とはいえ、それは青い炎だし、危険な火山としても有名だったからこことは違うだろう。ここは異世界だし、もしかすると全然異なる理由で緑色に燃えているのかもしれない。
「はあ~それにしても綺麗だなあ」
「シゲト、村長から聞いた話では、火山からは真っ赤な液体が流れ出てきていると聞いたのですが、あのマグマというものがそうなのですか?」
「そうだね。マグマはマントルや岩石なんかが溶けてできたものなんだけれど、あまりにも高温になると赤く見えるんだよ」
マグマのように1000度を超える物体は熱を持つ分子や原子がその温度に依存した電磁波を放出する熱放射という現象によって、人の目には赤く見えるようになる。
熱した製鉄が赤く見えたり、溶接の炎が赤く見えるのも同じ現象によるものらしいな。そのため、マグマが冷えて固まった溶岩は黒っぽかったり、灰色をしていて赤色から元の色に見えるわけだ。

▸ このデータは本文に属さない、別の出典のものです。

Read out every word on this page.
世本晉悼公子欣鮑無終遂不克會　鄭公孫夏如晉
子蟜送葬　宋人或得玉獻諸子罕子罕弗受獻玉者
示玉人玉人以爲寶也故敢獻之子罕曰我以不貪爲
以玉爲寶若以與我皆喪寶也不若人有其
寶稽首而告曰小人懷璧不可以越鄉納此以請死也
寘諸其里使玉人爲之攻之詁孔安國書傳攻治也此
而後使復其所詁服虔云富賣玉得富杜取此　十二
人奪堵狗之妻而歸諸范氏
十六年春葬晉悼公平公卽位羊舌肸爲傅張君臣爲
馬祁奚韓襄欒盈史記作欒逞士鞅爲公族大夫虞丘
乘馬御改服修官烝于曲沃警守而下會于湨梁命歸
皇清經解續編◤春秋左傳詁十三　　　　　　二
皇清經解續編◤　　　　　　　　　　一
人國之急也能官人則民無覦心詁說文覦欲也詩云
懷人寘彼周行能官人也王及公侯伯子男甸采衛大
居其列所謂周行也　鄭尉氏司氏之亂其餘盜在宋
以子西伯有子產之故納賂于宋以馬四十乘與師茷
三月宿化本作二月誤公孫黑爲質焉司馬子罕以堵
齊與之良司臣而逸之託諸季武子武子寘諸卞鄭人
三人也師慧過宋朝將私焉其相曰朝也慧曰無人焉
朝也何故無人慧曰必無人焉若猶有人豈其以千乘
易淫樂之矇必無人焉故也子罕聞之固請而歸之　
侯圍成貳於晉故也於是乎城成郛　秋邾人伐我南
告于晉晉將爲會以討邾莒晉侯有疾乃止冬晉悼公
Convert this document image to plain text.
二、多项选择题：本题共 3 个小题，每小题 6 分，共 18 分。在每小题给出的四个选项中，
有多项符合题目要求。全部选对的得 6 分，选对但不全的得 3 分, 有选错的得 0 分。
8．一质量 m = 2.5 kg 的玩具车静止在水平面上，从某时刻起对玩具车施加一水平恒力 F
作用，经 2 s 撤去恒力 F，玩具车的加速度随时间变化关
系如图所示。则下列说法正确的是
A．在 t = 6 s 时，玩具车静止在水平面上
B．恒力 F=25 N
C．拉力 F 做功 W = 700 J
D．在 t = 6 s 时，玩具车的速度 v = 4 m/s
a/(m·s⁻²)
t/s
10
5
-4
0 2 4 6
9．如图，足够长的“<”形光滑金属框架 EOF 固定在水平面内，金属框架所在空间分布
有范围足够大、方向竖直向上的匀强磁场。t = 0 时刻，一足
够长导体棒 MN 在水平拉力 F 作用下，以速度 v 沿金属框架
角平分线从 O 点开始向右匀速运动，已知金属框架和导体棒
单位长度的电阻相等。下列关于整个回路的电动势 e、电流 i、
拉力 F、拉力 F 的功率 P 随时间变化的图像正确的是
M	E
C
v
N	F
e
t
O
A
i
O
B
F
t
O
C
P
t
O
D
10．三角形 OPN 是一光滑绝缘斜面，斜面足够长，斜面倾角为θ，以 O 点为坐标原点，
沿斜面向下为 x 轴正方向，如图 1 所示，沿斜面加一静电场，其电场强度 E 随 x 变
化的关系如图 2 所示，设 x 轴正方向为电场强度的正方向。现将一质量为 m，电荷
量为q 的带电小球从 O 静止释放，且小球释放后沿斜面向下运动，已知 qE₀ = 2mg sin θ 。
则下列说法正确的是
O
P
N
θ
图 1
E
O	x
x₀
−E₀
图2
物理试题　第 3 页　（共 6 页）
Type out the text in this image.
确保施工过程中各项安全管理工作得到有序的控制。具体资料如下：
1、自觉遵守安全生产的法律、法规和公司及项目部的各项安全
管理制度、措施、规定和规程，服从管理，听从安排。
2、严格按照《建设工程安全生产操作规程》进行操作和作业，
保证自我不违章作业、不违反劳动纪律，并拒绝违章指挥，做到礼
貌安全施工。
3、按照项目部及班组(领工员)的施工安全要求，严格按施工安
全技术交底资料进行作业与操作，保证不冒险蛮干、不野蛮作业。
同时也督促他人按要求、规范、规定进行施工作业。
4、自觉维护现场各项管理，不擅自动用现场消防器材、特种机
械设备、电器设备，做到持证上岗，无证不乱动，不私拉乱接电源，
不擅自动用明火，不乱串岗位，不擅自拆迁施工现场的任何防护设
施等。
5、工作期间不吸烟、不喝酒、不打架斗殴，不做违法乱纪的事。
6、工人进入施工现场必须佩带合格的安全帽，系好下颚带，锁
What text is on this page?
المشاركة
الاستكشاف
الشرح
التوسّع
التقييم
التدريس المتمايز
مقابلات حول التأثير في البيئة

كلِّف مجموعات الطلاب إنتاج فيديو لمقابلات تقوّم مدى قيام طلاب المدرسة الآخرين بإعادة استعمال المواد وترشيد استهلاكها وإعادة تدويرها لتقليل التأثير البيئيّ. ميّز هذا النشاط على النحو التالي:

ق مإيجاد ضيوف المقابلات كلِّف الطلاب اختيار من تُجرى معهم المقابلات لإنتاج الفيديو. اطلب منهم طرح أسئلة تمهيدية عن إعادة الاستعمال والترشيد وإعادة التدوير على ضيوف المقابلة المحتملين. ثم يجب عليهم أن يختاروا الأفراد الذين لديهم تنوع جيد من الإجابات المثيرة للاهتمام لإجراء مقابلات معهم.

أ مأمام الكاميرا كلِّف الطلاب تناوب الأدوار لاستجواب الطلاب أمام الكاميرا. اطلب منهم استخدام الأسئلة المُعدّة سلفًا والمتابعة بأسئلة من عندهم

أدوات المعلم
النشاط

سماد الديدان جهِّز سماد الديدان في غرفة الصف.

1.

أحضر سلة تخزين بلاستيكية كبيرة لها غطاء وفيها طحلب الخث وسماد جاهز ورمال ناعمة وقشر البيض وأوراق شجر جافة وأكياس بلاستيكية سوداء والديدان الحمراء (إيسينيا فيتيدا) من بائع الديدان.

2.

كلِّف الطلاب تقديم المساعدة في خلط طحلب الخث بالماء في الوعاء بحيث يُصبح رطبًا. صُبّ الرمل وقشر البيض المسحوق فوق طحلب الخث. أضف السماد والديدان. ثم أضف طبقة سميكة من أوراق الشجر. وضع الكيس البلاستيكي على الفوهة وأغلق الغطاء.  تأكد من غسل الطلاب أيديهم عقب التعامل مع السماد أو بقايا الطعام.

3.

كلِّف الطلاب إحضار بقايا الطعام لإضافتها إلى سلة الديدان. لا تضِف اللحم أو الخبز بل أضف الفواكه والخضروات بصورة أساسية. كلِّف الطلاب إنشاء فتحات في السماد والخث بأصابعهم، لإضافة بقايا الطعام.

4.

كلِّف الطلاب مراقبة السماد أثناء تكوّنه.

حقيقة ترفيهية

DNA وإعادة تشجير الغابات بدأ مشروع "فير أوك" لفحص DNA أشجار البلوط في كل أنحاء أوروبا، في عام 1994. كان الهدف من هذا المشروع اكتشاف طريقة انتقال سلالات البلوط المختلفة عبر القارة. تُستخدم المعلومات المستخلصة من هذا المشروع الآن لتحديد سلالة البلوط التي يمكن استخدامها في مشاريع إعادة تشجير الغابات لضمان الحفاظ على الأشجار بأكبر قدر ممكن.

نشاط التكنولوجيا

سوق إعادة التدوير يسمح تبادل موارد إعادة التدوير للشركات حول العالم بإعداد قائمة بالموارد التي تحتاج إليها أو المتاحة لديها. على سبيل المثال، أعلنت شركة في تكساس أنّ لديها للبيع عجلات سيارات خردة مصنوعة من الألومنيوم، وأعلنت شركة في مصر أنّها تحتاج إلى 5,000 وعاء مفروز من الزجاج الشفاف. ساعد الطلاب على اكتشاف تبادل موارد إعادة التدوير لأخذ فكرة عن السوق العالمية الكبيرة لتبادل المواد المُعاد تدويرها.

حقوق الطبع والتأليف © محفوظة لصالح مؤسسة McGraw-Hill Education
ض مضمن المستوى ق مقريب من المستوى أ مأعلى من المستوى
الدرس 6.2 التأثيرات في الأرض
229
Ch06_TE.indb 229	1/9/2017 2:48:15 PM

「マグマ、マントル……よく分からないですが、とてもすごいですね。これほど大きな山が自然にできたことも、山の中が燃えているというのも驚きです」
「確かに自然って不思議だよね」
ジーナに言われて改めて思うけれど、自然は本当に不思議なものが多い。地中深くのマグマは1000度を超える。そんなものが自然に発生して、しかも噴火して火山から吹き出すんだからな。
元の世界では科学によって噴火の仕組みなんかが解明しているけれど、こちらの世界の住民からしたら不思議で仕方がないだろう。あの緑色に光る炎も科学的に解明できるのかちょっと気になるところだ。